PEIXENINHO - LUGAR QUASE SECRETO
















Peixeninho, é um lugar onde a vida (quase) parou, mas será certamente por isso que eu cada vez gosto mais de lá ir. bem no coração de Portugal, no Distrito de Viseu, bem perto de Castro Daire.
Fui lá pela primeira vez á cerca de 30 anos, quando comecei a namorar a minha mulher e ali ela tinha nascido. Nessa altura fiquei surpreendido, pois tive a sensação que tinha voltado atrás no tempo. pessoas muito idosas, casas de pedra escura apenas iluminadas por lamparinas e pelas fogueiras que no meio das cozinhas iluminavam e aqueciam cada um dos pequenos mundos onde os velhos viviam quase em comum com os animais. A "loja" como lhe chamam é o local onde os animais que viviam por baixo do soalho, mas que com o calor dos seus corpos seriam o "aquecimento central" de cada uma daquelas habitações.

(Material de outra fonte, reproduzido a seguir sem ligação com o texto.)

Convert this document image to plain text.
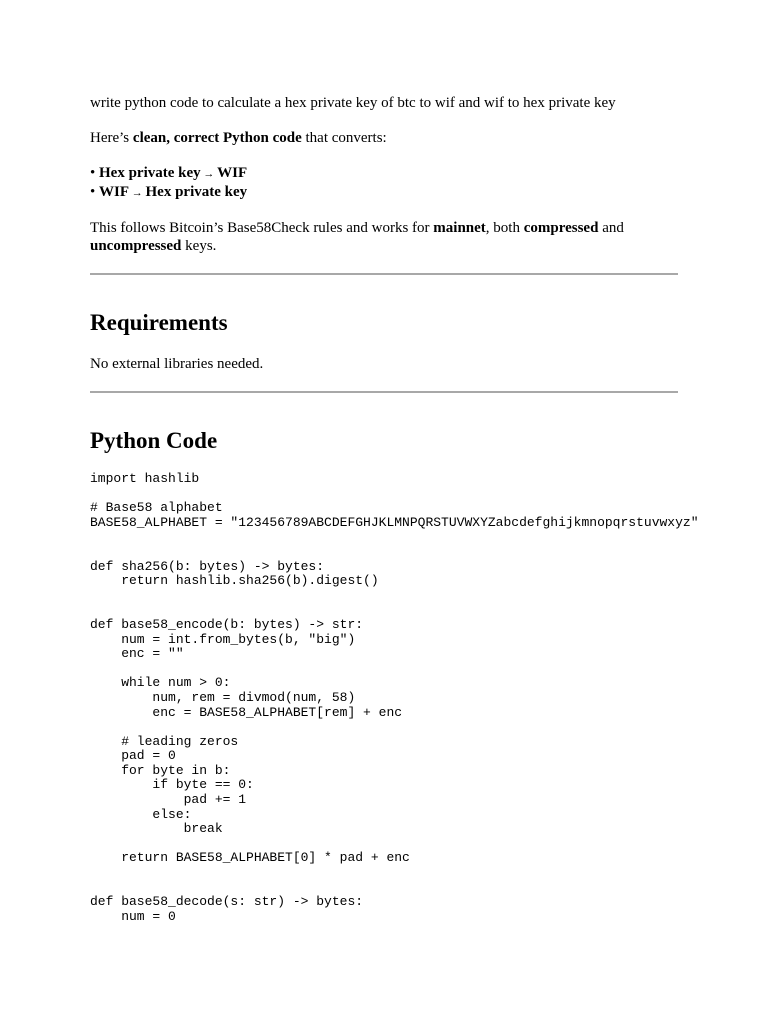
write python code to calculate a hex private key of btc to wif and wif to hex private key

Here’s clean, correct Python code that converts:

• Hex private key → WIF
• WIF → Hex private key

This follows Bitcoin’s Base58Check rules and works for mainnet, both compressed and
uncompressed keys.

Requirements

No external libraries needed.

Python Code
import hashlib

# Base58 alphabet
BASE58_ALPHABET = "123456789ABCDEFGHJKLMNPQRSTUVWXYZabcdefghijkmnopqrstuvwxyz"

def sha256(b: bytes) -> bytes:
return hashlib.sha256(b).digest()

def base58_encode(b: bytes) -> str:
num = int.from_bytes(b, "big")
enc = ""

while num > 0:
num, rem = divmod(num, 58)
enc = BASE58_ALPHABET[rem] + enc

# leading zeros
pad = 0
for byte in b:
if byte == 0:
pad += 1
else:
break

return BASE58_ALPHABET[0] * pad + enc

def base58_decode(s: str) -> bytes:
num = 0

Os carros de bois ainda eram bastantes e acompanhavam os verdadeiros homens da terra na sua faina e carregavam ao longo do dia grandes fardos de palha, lenha e os vários géneros alimentícios que tiravam da terra muitas vezes regadas com o suor do seu próprio corpo.
Como acontece pelo menos uma vez por ano passamos por lá, os meus sogros voltaram para lá após muitos anos a fazer a vida na capital lisboeta, depois da reforma voltaram para lá e rejuvenesceram apenas pela mudança de ares e pela alimentação verdadeiramente biológica que a terra lhes dá. Peixeninho continua parado no tempo, agora apenas vejo menos velhos e os que vejo são os mesmos que há 30 anos já eram muito velhos. Hoje continuam a viver a vida no passado recordando cada momento e os filhos que ali viram crescer e partir um a um até terem ficado ali deixados não ao abandono mas ao desleixo nas mesmas casas, algumas mais velhas, outras com um "jeito" de alguns dos filhos que moram bem longe fazem deste local as férias possíveis em cada ano.
Dos carros de bois, apenas vejo um, e animais apenas meia dúzia passeia pelas ruas depois de trabalhar nos poucos campos que ainda são cultivados. Já nem o burro e as cabras aparecem, até os cães e gatos quase todos partiram para uma vida melhor, restam também os poucos que há muitos anos escolheram este pequeno local para viver.
Pelo menos enquanto os meus sogros forem vivos tenho a certeza que continuarei a fazer esta viagem no tempo, depois só o mesmo tempo o dirá!